Reprise: Pleadings are Not Evidence

January 9, 2014 § 6 Comments

Reprise replays posts from the past that you may find useful today.


November 1, 2011 § 1 Comment

“It is the pleading that makes the case for adjudication, and it is the evidence that sustains or defeats it upon the final hearing.”  Terry v. Jones, 44 Miss. 540, 1871 WL 8413 (1871).

Voilà! After 140 years and a sea-change in the rules of Mississippi pleading, that ancient formula holds oh-so true in our courts. The pleadings frame the issues; the evidence admitted at trial determines the outcome.


This immutable principle has not only for ages been a bedrock of procedure in Mississippi courts, it has also been the rock that has dashed the case of many an unseasoned or unwary practitioner.
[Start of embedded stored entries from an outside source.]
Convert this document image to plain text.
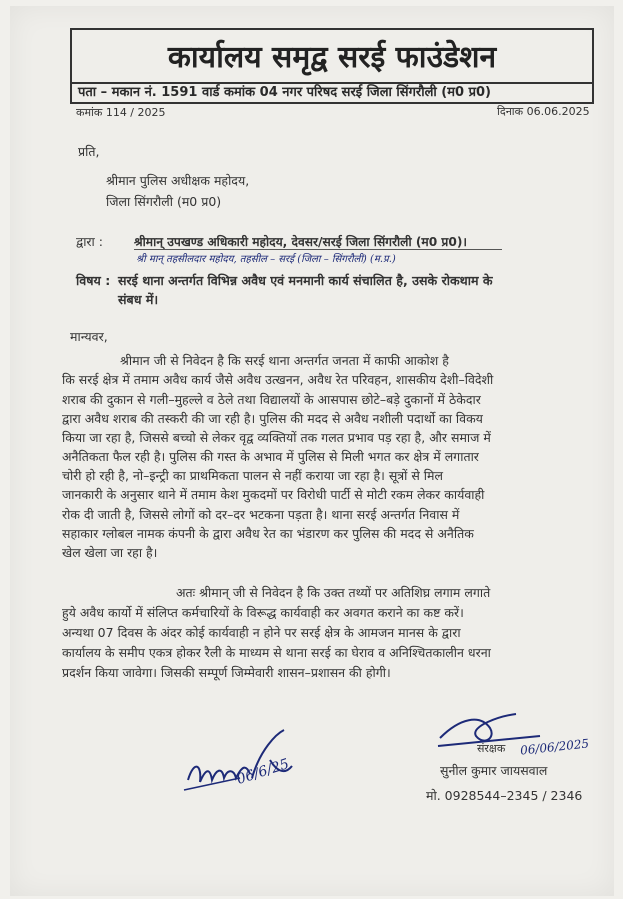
कार्यालय समृद्व सरई फाउंडेशन
पता – मकान नं. 1591 वार्ड कमांक 04 नगर परिषद सरई जिला सिंगरौली (म0 प्र0)
कमांक 114 / 2025	दिनाक 06.06.2025
प्रति,
श्रीमान पुलिस अधीक्षक महोदय,
जिला सिंगरौली (म0 प्र0)
द्वारा :	श्रीमान् उपखण्ड अधिकारी महोदय, देवसर/सरई जिला सिंगरौली (म0 प्र0)।
श्री मान् तहसीलदार महोदय, तहसील – सरई (जिला – सिंगरौली) (म.प्र.)
विषय : सरई थाना अन्तर्गत विभिन्न अवैध एवं मनमानी कार्य संचालित है, उसके रोकथाम के
संबध में।
मान्यवर,
श्रीमान जी से निवेदन है कि सरई थाना अन्तर्गत जनता में काफी आकोश है
कि सरई क्षेत्र में तमाम अवैध कार्य जैसे अवैध उत्खनन, अवैध रेत परिवहन, शासकीय देशी–विदेशी
शराब की दुकान से गली–मुहल्ले व ठेले तथा विद्यालयों के आसपास छोटे–बड़े दुकानों में ठेकेदार
द्वारा अवैध शराब की तस्करी की जा रही है। पुलिस की मदद से अवैध नशीली पदार्थो का विकय
किया जा रहा है, जिससे बच्चो से लेकर वृद्व व्यक्तियों तक गलत प्रभाव पड़ रहा है, और समाज में
अनैतिकता फैल रही है। पुलिस की गस्त के अभाव में पुलिस से मिली भगत कर क्षेत्र में लगातार
चोरी हो रही है, नो–इन्ट्री का प्राथमिकता पालन से नहीं कराया जा रहा है। सूत्रों से मिल
जानकारी के अनुसार थाने में तमाम केश मुकदमों पर विरोधी पार्टी से मोटी रकम लेकर कार्यवाही
रोक दी जाती है, जिससे लोगों को दर–दर भटकना पड़ता है। थाना सरई अन्तर्गत निवास में
सहाकार ग्लोबल नामक कंपनी के द्वारा अवैध रेत का भंडारण कर पुलिस की मदद से अनैतिक
खेल खेला जा रहा है।
अतः श्रीमान् जी से निवेदन है कि उक्त तथ्यों पर अतिशिघ्र लगाम लगाते
हुये अवैध कार्यो में संलिप्त कर्मचारियों के विरूद्ध कार्यवाही कर अवगत कराने का कष्ट करें।
अन्यथा 07 दिवस के अंदर कोई कार्यवाही न होने पर सरई क्षेत्र के आमजन मानस के द्वारा
कार्यालय के समीप एकत्र होकर रैली के माध्यम से थाना सरई का घेराव व अनिश्चितकालीन धरना
प्रदर्शन किया जावेगा। जिसकी सम्पूर्ण जिम्मेवारी शासन–प्रशासन की होगी।
06/6/25
संरक्षक 06/06/2025
सुनील कुमार जायसवाल
मो. 0928544–2345 / 2346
Don’t ever assume because you have pled something that the court will take it as true. On the contrary, without actual evidence in the record, the court can not take it as true, whether it wants to or not.
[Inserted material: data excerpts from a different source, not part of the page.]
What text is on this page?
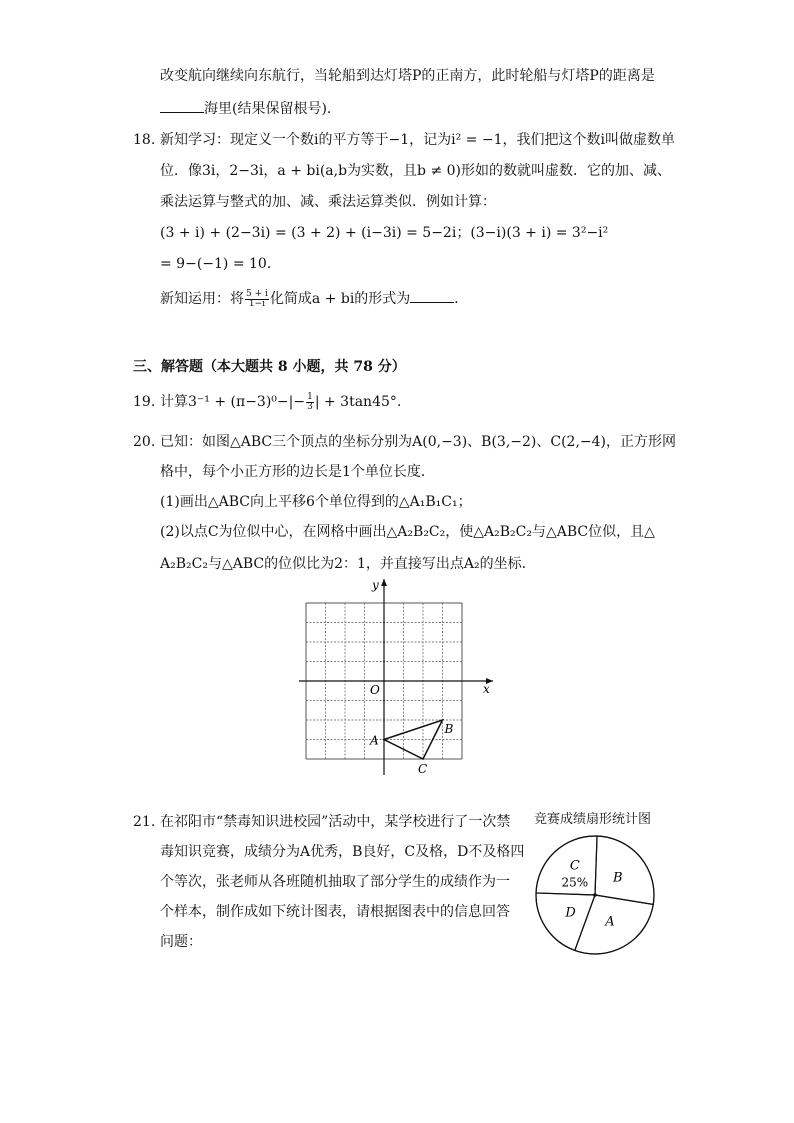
改变航向继续向东航行，当轮船到达灯塔P的正南方，此时轮船与灯塔P的距离是
海里(结果保留根号)．
18. 新知学习：现定义一个数i的平方等于−1，记为i² = −1，我们把这个数i叫做虚数单
位．像3i，2−3i，a + bi(a,b为实数，且b ≠ 0)形如的数就叫虚数．它的加、减、
乘法运算与整式的加、减、乘法运算类似．例如计算：
(3 + i) + (2−3i) = (3 + 2) + (i−3i) = 5−2i；(3−i)(3 + i) = 3²−i²
= 9−(−1) = 10．
新知运用：将 $\frac{5 + i}{1-i}$ 化简成a + bi的形式为	．
三、解答题（本大题共 8 小题，共 78 分）
19. 计算$3^{-1} + (\pi-3)^0-|- \frac{1}{3}$ | + 3tan45°.
20. 已知：如图△ABC三个顶点的坐标分别为A(0,−3)、B(3,−2)、C(2,−4)，正方形网
格中，每个小正方形的边长是1个单位长度．
(1)画出△ABC向上平移6个单位得到的△A₁B₁C₁；
(2)以点C为位似中心，在网格中画出△A₂B₂C₂，使△A₂B₂C₂与△ABC位似，且△
A₂B₂C₂与△ABC的位似比为2：1，并直接写出点A₂的坐标．
x
y
O
A
B
C
21. 在祁阳市“禁毒知识进校园”活动中，某学校进行了一次禁
毒知识竞赛，成绩分为A优秀，B良好，C及格，D不及格四
个等次，张老师从各班随机抽取了部分学生的成绩作为一
个样本，制作成如下统计图表，请根据图表中的信息回答
问题：
竞赛成绩扇形统计图
C
25% B
A
D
I have seen lawyers leave key elements of their cases lying on the court room floor simply because they neglected to offer proof thereof. This is a chronic problem when it comes to claims for attorney’s fees, but the problem is not limited to that issue. I see Rule 59 motions more frequently than I’d like where the motion claims I “overlooked” a point, but the attorney concedes that the witness never testified about the matter. I should grant the motion, the lawyer pleads, because it was, after all, in the pleadings.
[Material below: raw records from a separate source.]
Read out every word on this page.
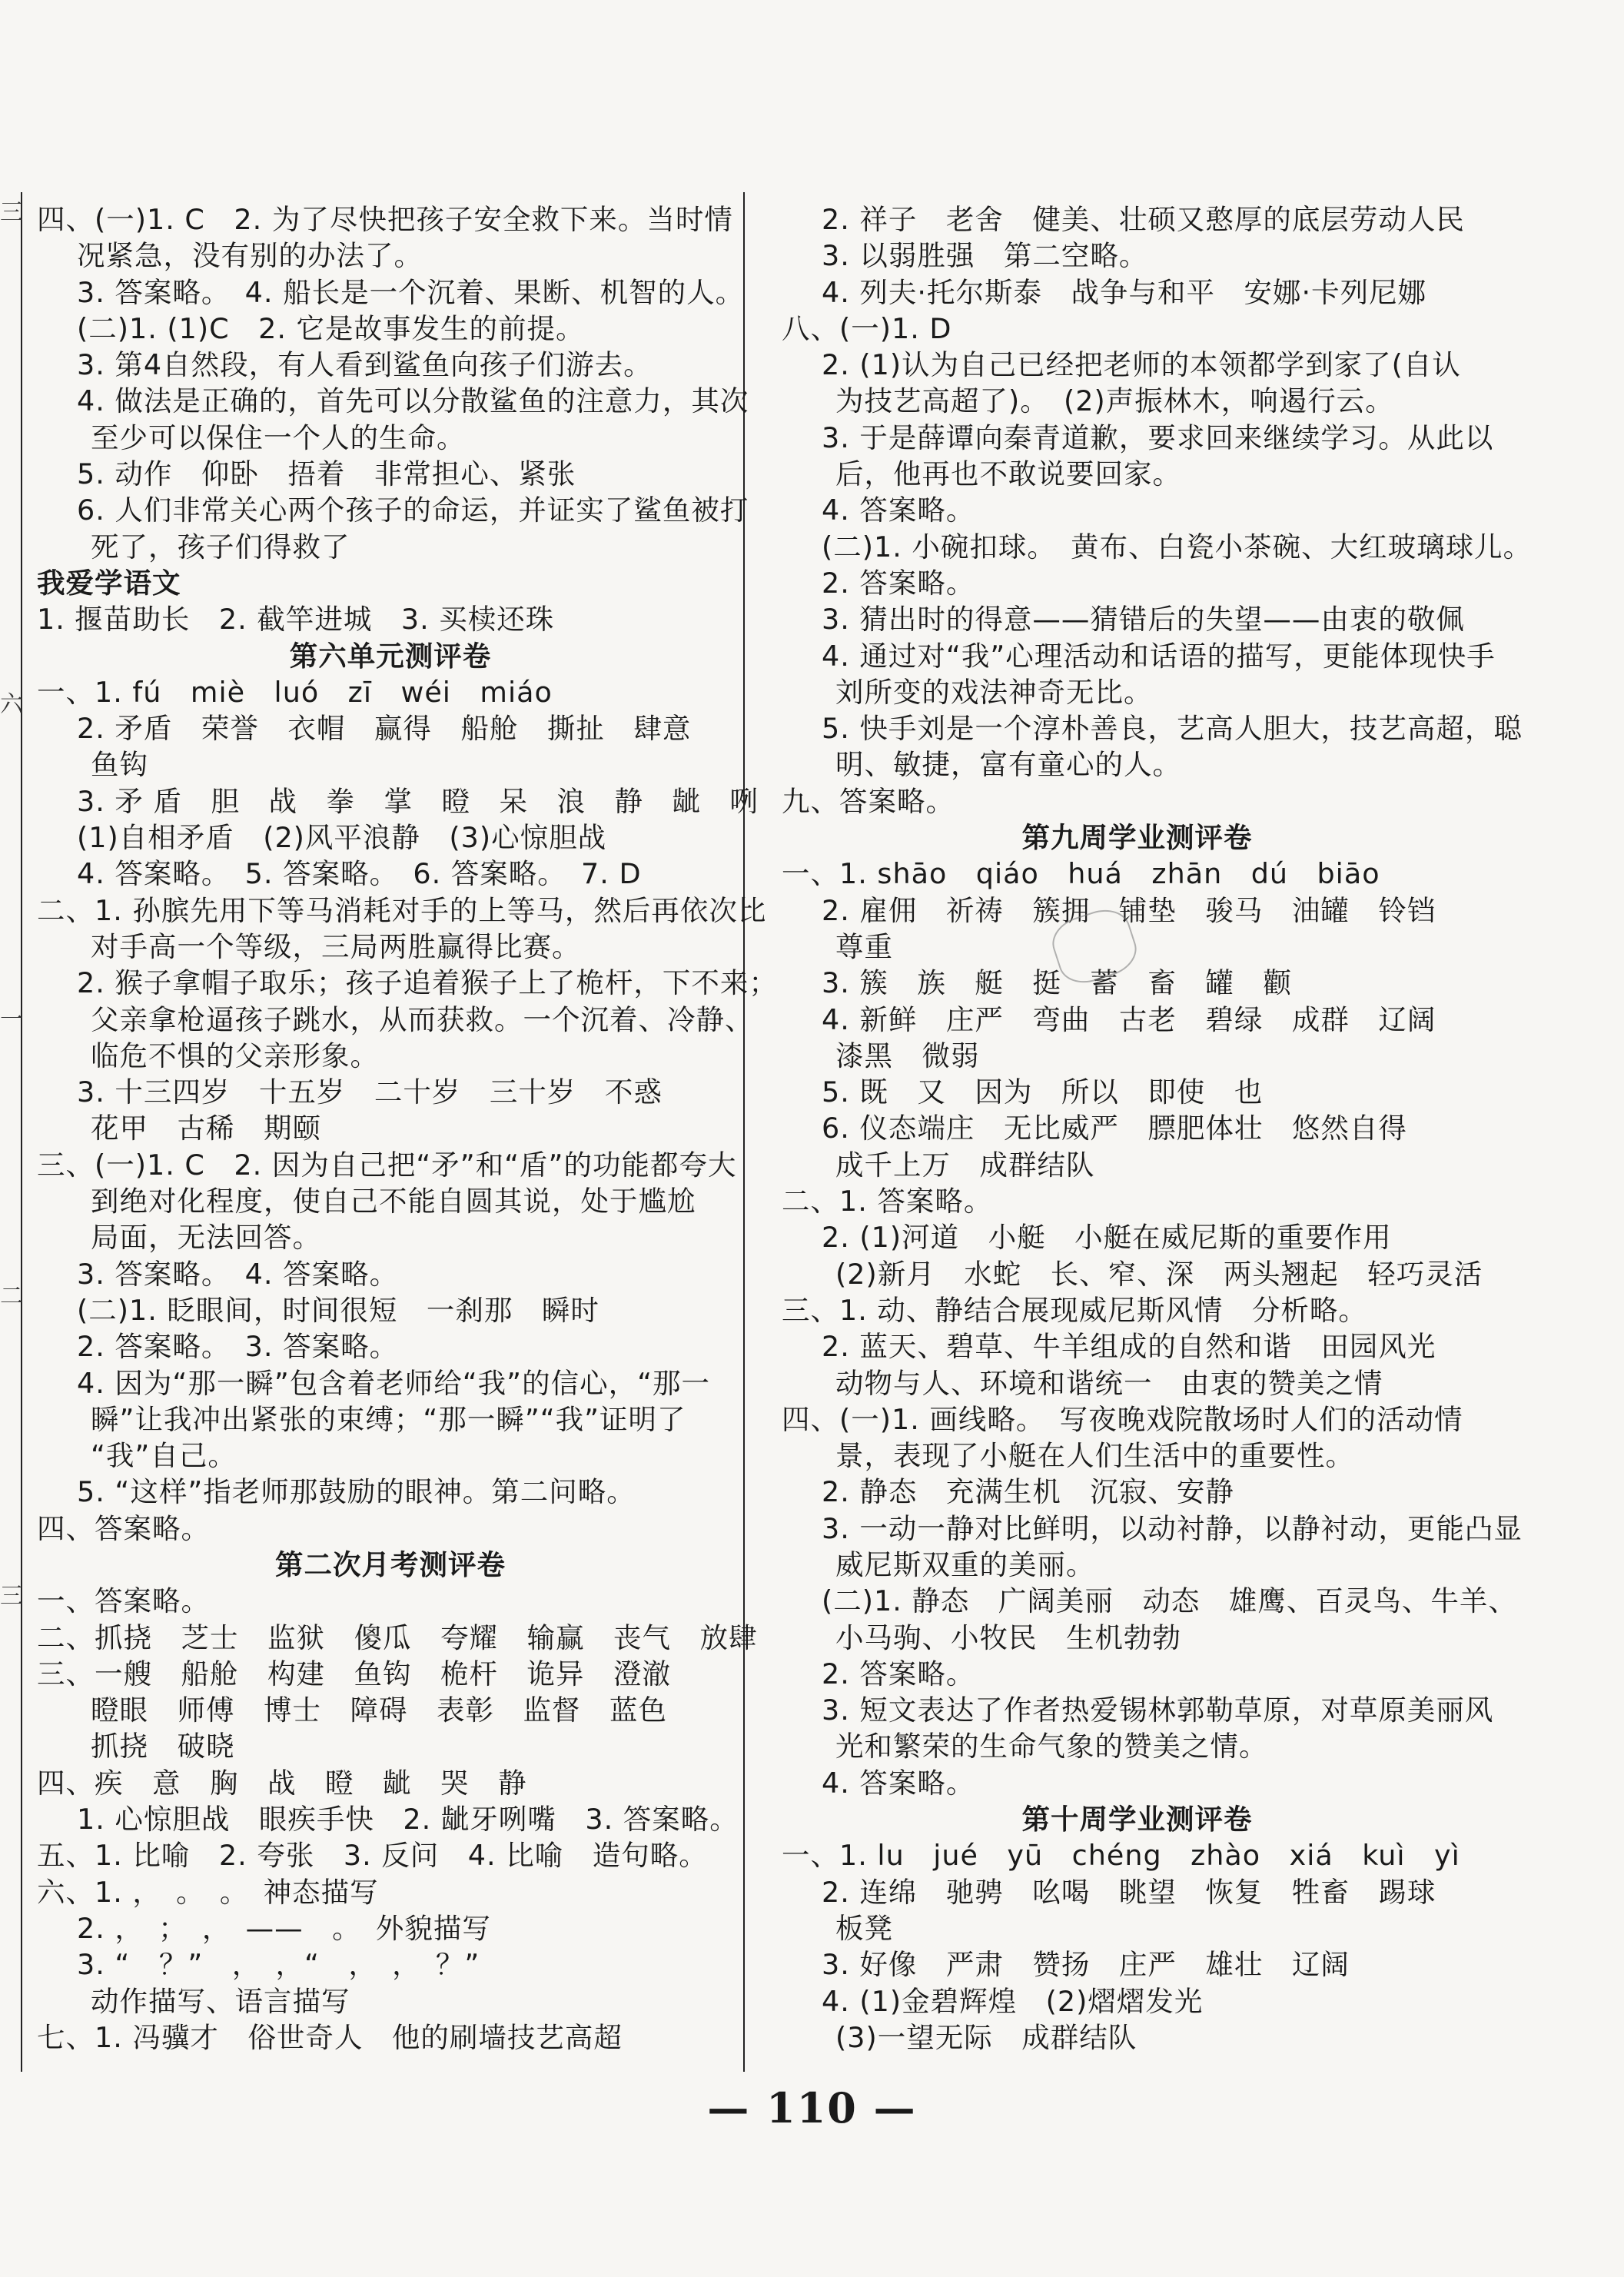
三
六
一
二
三
四、(一)1. C　2. 为了尽快把孩子安全救下来。当时情
况紧急，没有别的办法了。
3. 答案略。　4. 船长是一个沉着、果断、机智的人。
(二)1. (1)C　2. 它是故事发生的前提。
3. 第4自然段，有人看到鲨鱼向孩子们游去。
4. 做法是正确的，首先可以分散鲨鱼的注意力，其次
至少可以保住一个人的生命。
5. 动作　仰卧　捂着　非常担心、紧张
6. 人们非常关心两个孩子的命运，并证实了鲨鱼被打
死了，孩子们得救了
我爱学语文
1. 揠苗助长　2. 截竿进城　3. 买椟还珠
第六单元测评卷
一、1. fú　miè　luó　zī　wéi　miáo
2. 矛盾　荣誉　衣帽　赢得　船舱　撕扯　肆意
鱼钩
3. 矛 盾　胆　战　拳　掌　瞪　呆　浪　静　龇　咧
(1)自相矛盾　(2)风平浪静　(3)心惊胆战
4. 答案略。　5. 答案略。　6. 答案略。　7. D
二、1. 孙膑先用下等马消耗对手的上等马，然后再依次比
对手高一个等级，三局两胜赢得比赛。
2. 猴子拿帽子取乐；孩子追着猴子上了桅杆，下不来；
父亲拿枪逼孩子跳水，从而获救。一个沉着、冷静、
临危不惧的父亲形象。
3. 十三四岁　十五岁　二十岁　三十岁　不惑
花甲　古稀　期颐
三、(一)1. C　2. 因为自己把“矛”和“盾”的功能都夸大
到绝对化程度，使自己不能自圆其说，处于尴尬
局面，无法回答。
3. 答案略。　4. 答案略。
(二)1. 眨眼间，时间很短　一刹那　瞬时
2. 答案略。　3. 答案略。
4. 因为“那一瞬”包含着老师给“我”的信心，“那一
瞬”让我冲出紧张的束缚；“那一瞬”“我”证明了
“我”自己。
5. “这样”指老师那鼓励的眼神。第二问略。
四、答案略。
第二次月考测评卷
一、答案略。
二、抓挠　芝士　监狱　傻瓜　夸耀　输赢　丧气　放肆
三、一艘　船舱　构建　鱼钩　桅杆　诡异　澄澈
瞪眼　师傅　博士　障碍　表彰　监督　蓝色
抓挠　破晓
四、疾　意　胸　战　瞪　龇　哭　静
1. 心惊胆战　眼疾手快　2. 龇牙咧嘴　3. 答案略。
五、1. 比喻　2. 夸张　3. 反问　4. 比喻　造句略。
六、1. ，　。　。　神态描写
2. ，　；　，　——　。　外貌描写
3. “　？”　，　，“　，　，　？”
动作描写、语言描写
七、1. 冯骥才　俗世奇人　他的刷墙技艺高超
2. 祥子　老舍　健美、壮硕又憨厚的底层劳动人民
3. 以弱胜强　第二空略。
4. 列夫·托尔斯泰　战争与和平　安娜·卡列尼娜
八、(一)1. D
2. (1)认为自己已经把老师的本领都学到家了(自认
为技艺高超了)。　(2)声振林木，响遏行云。
3. 于是薛谭向秦青道歉，要求回来继续学习。从此以
后，他再也不敢说要回家。
4. 答案略。
(二)1. 小碗扣球。　黄布、白瓷小茶碗、大红玻璃球儿。
2. 答案略。
3. 猜出时的得意——猜错后的失望——由衷的敬佩
4. 通过对“我”心理活动和话语的描写，更能体现快手
刘所变的戏法神奇无比。
5. 快手刘是一个淳朴善良，艺高人胆大，技艺高超，聪
明、敏捷，富有童心的人。
九、答案略。
第九周学业测评卷
一、1. shāo　qiáo　huá　zhān　dú　biāo
2. 雇佣　祈祷　簇拥　铺垫　骏马　油罐　铃铛
尊重
3. 簇　族　艇　挺　蓄　畜　罐　颧
4. 新鲜　庄严　弯曲　古老　碧绿　成群　辽阔
漆黑　微弱
5. 既　又　因为　所以　即使　也
6. 仪态端庄　无比威严　膘肥体壮　悠然自得
成千上万　成群结队
二、1. 答案略。
2. (1)河道　小艇　小艇在威尼斯的重要作用
(2)新月　水蛇　长、窄、深　两头翘起　轻巧灵活
三、1. 动、静结合展现威尼斯风情　分析略。
2. 蓝天、碧草、牛羊组成的自然和谐　田园风光
动物与人、环境和谐统一　由衷的赞美之情
四、(一)1. 画线略。　写夜晚戏院散场时人们的活动情
景，表现了小艇在人们生活中的重要性。
2. 静态　充满生机　沉寂、安静
3. 一动一静对比鲜明，以动衬静，以静衬动，更能凸显
威尼斯双重的美丽。
(二)1. 静态　广阔美丽　动态　雄鹰、百灵鸟、牛羊、
小马驹、小牧民　生机勃勃
2. 答案略。
3. 短文表达了作者热爱锡林郭勒草原，对草原美丽风
光和繁荣的生命气象的赞美之情。
4. 答案略。
第十周学业测评卷
一、1. lu　jué　yū　chéng　zhào　xiá　kuì　yì
2. 连绵　驰骋　吆喝　眺望　恢复　牲畜　踢球
板凳
3. 好像　严肃　赞扬　庄严　雄壮　辽阔
4. (1)金碧辉煌　(2)熠熠发光
(3)一望无际　成群结队
— 110 —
Here’s the deal: If you don’t include a properly-pled issue in your pleadings, the court can not consider it. BUT, just because it is in your pleadings does not mean it is established; you still have to put on evidence in support of it.

§ 6 Responses to Reprise: Pleadings are Not Evidence

  • randywallace says:

    Anderson, even after submitting phone logs, internet chat logs and photographs of stuff that shouldn’t have been photographed to opposing counsel prior to divorce cases being filed, I have yet to ever have a party admit adultery in an answer.

    In fact, I have yet to ever have a party opponent admit any type of fault in an answer in any type of case. Maybe my experience isn’t typical, but regardless of the facts the folks on the other side of the table from me always deny at first. Makes for interesting depositions.

    • thusbloggedanderson says:

      Rare, sure, but I can attest it’s happened. Apparently some folks just are all about “out with the old, in with the new.”

    • Anderson says:

      I see from Lawrence v. Lawrence, 956 So. 2d 251, that a partial Rule 56 motion as to grounds for divorce is not inherently improper, tho in that case the COA did find genuine issues of material fact & reversed; they didn’t say a Rule 56 motion wasn’t allowed, FWIW.

  • thusbloggedanderson says:

    … Leaving aside where the defendant admits a given averment in his answer? If the plaintiff alleges, say, adultery, and the defendant admits it in his answer, how’s that go?

    • Larry says:

      Every divorce ground, even those admitted, must be proved by competent evidence and corroborated. If the defendant admits adultery, that relieves the plaintiff of the obligation of corroboration. And an admission creates a judicial estoppel against denial. That’s my take on it. I have a docket call in 2 minutes, so this is written in haste.

      • thusbloggedanderson says:

        Thanks! From my non-chancery p.o.v., it seems like a Rule 56 motion would be in order where the defendant has admitted cause, but apparently that stuff doesn’t fly in divorces.